Duke Humphrey, to dine with, to go without dinner; ‘He may chaunce dine with duke Homphrye tomorrow’, Sir Thos. More, iv. 2. 361. One who had no prospect of a dinner would walk in St. Paul’s, under the pretence of going to see Duke Humphrey’s monument there; on the chance that he might meet there some acquaintance who would invite him. But Duke Humphrey was actually buried at St. Albans (see Stowe’s Survey, ed. Thoms, 125). Cp. Mayne, City Match, iii. 3 (Plotwell and Timothy). See Nares.

dulcet, the dowcet of a stag. Stanyhurst, tr. of Aeneid, i. 219. A latinized form; see [dowcets].

dumbfounding, a stupefying; said to mean a rough amusement in which one person struck another hard and stealthily upon the back; ‘That witty recreation, called dumbfounding’, Dryden, Prologue to the Prophetess, 47. See EDD. (s.v. Dumbfounder).

dummerer; see [dommerar].

dump, a fit of abstraction or musing; ‘I dumpe, I fall in a dumpe or musyng upon thynges’, Palsgrave; ‘Lethargic dump’, Butler, Hudibras, i. 2. 973; a fit of melancholy, ‘In doleful dump’, id., ii. 1. 85; a plaintive melody or song, Two Gent. iii. 2. 85; used of a kind of dance, ‘The devil’s dump had been danced then’, Fletcher, Pilgrim, v. 4 (Roderigo).

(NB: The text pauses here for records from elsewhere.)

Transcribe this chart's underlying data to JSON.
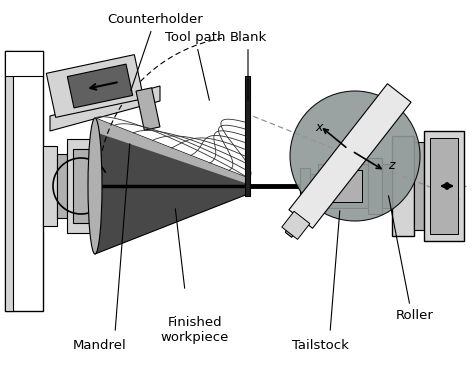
{
  "labels": {
    "counterholder": "Counterholder",
    "tool_path": "Tool path",
    "blank": "Blank",
    "finished_workpiece": "Finished\nworkpiece",
    "mandrel": "Mandrel",
    "tailstock": "Tailstock",
    "roller": "Roller",
    "x_axis": "x",
    "z_axis": "z"
  },
  "colors": {
    "white": "#ffffff",
    "light_gray": "#d4d4d4",
    "medium_gray": "#b0b0b0",
    "dark_gray": "#606060",
    "very_dark": "#2a2a2a",
    "black": "#000000",
    "roller_gray": "#909898",
    "blank_face": "#e8e8e8"
  }
}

dunny, somewhat ‘dun’, or dusky brown. Skelton, El. Rummyng, 400. A north-country word (EDD.). See [donny].

Dun’s in the mire (the horse is stuck in the mire), the name of a rustic game in which the players had to extricate a wooden ‘dun’ (a horse) from an imaginary slough. ‘Dun is in the mire’ became a proverbial phrase, so in Chaucer, Manciple’s Prologue, 5. ‘Dun’s i’ th’ mire’, Fletcher, “Woman-hater, iv. 2 (Pandar). The game is alluded to in Romeo, i. 4. 41. ‘If thou art Dun we’ll draw thee from the mire’, and in Hudibras, iii. 3. 110, ‘Your trusty squire, Who has dragg’d your dunship out o’ th’ mire’. See Brand’s Pop. Antiq. (under ‘Games’), and Gifford’s Ben Jonson, vii. 283 (Nares).

dun’s the mouse, the mouse is brown. A jocose phrase of small meaning; sometimes used after another has used the word done; Romeo, i. 4. 40; London Prodigal, iv. 1. 16.

Dunstable, plain (a proverbial phrase), plain speaking. Witch of Edmonton, i. 2 (Old Carter). Cp. the proverb, ‘As plain as Dunstable highway’, Heywood’s Eng. Proverbs, 69, 136; ‘As plain as Dunstable road’, Fuller, Worthies, i. 114 (NED.). See Nares.

durance, confinement. L. L. L. iii. 1. 135; 2 Hen. IV, v. 5. 37; durableness, 1 Hen. IV, i. 2. 49. Cp. ‘As the tailor, that out of seven yards stole one and a half of durance’, i.e. durable cloth, Three Ladies of London, in Hazlitt’s Dodsley, vi. 344.